The club, which caters for all ages and abilities, covers the whole of the county and has, in the past, had members in the Hull and East Riding region.
"We wouldn't send beginners out on the roads such as in the Wolds, until they were quite experienced," said Mr Appleby, who says he reaches speeds of up to 15mph.
"The key to cross country skiing is balance – it is something that can be learnt, though.
"What you do is push one leg while gliding on the other.
"We don't advise beginners to go on the road. If you can't control the skis, they will run away with you and you will fall over.
"You also might not be able to get out of the way of a car quick enough."
The roller skis have a ratchet on the rear wheel, so the wheels only roll in one way.

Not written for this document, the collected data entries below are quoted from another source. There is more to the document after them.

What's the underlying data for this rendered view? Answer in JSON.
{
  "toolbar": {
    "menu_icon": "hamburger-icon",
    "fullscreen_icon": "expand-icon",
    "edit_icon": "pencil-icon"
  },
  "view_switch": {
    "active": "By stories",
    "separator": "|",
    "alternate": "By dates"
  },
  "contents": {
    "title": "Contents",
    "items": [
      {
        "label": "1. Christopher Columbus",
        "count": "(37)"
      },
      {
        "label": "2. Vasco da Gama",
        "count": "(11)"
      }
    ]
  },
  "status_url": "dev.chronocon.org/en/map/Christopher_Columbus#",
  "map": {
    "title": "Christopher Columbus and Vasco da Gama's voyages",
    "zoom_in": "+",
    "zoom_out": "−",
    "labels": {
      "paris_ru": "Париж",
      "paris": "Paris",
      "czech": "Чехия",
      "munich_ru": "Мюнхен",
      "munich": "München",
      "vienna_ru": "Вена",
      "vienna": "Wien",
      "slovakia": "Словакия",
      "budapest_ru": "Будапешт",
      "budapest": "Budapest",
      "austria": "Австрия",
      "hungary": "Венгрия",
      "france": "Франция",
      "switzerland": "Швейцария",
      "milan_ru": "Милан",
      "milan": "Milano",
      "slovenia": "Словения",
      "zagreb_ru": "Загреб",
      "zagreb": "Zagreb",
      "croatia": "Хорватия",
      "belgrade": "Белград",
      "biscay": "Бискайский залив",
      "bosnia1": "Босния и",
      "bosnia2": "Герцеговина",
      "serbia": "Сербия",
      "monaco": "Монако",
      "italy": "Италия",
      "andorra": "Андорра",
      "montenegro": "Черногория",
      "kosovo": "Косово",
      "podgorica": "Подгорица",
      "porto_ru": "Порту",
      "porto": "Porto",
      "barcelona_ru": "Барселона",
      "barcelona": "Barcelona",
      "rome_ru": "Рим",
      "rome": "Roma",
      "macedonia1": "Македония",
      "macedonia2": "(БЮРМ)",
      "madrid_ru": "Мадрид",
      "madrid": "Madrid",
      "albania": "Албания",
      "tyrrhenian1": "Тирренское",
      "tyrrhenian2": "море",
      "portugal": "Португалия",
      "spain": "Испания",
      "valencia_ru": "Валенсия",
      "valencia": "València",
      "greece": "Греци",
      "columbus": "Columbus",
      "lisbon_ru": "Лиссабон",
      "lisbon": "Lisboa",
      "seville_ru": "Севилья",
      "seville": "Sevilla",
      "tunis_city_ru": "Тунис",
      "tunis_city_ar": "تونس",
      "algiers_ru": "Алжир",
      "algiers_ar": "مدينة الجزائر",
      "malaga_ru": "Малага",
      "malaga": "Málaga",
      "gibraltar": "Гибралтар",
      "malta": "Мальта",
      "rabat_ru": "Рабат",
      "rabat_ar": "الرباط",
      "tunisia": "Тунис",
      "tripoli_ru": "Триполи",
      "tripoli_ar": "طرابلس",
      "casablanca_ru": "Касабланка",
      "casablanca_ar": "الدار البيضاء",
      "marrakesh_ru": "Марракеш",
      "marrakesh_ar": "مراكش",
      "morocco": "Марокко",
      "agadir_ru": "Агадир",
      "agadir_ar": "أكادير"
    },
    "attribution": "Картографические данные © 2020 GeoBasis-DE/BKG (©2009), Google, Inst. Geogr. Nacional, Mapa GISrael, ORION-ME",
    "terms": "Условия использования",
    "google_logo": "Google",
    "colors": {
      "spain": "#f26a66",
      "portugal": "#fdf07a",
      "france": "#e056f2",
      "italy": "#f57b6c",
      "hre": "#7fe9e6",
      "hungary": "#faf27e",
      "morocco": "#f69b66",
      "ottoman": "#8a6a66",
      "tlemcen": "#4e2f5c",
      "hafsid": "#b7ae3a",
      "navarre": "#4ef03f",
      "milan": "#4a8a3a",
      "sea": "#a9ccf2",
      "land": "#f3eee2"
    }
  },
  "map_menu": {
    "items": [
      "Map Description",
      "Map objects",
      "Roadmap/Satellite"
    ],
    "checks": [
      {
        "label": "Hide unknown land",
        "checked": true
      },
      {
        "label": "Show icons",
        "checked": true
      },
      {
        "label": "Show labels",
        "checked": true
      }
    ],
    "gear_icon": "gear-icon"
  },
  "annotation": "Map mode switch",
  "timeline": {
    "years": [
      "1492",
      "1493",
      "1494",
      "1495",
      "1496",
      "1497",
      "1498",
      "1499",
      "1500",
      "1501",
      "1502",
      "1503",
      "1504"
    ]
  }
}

"It is so we can go up hills without losing momentum and going backwards," Said Mr Appleby
"We don't go down the hills if they are too steep. There are no brakes on them.
"I don't mind the fact we go uphill, but not down the steep hills as it is good exercise.
"To stop, you have to step around by lifting one ski and stepping to the side. It is as though you are going around a corner.
"People are quite intrigued when they see us out and about, but I think they are getting more used to us.
"They still do stop and talk to us.
"I remember once in Kilham when we saw David Hockney painting.
"One of our members stopped to talk to him."
The Yorkshire Dales Cross Country Ski Club has about 40 members but they are always on the look out for more.
Among their more famous members is Fiona Hughes, who competed in the Vancouver Winter Olympics in 2010.
Mr Appleby, who used to fit beer pumps, said: "It really is something that can be done by a variety of ages and abilities."
After a year of skiing without the snow, Mr Appleby will be seeing some in the near future, with trips Switzerland and Austria in the coming months.
"It's the good thing about being retired, it means I can go on these trips," he said.
"The technique will be the same skiing in the Wolds as abroad. It is a different feeling.
"It will be a bit warmer here, although you get a good head of steam abroad and it can be very hot as it is a very energetic sport.
"The only time you feel cold in the snow is when you stop."
The club is affiliated to Snowsport England (SSE), the official governing body for cross country ski clubs.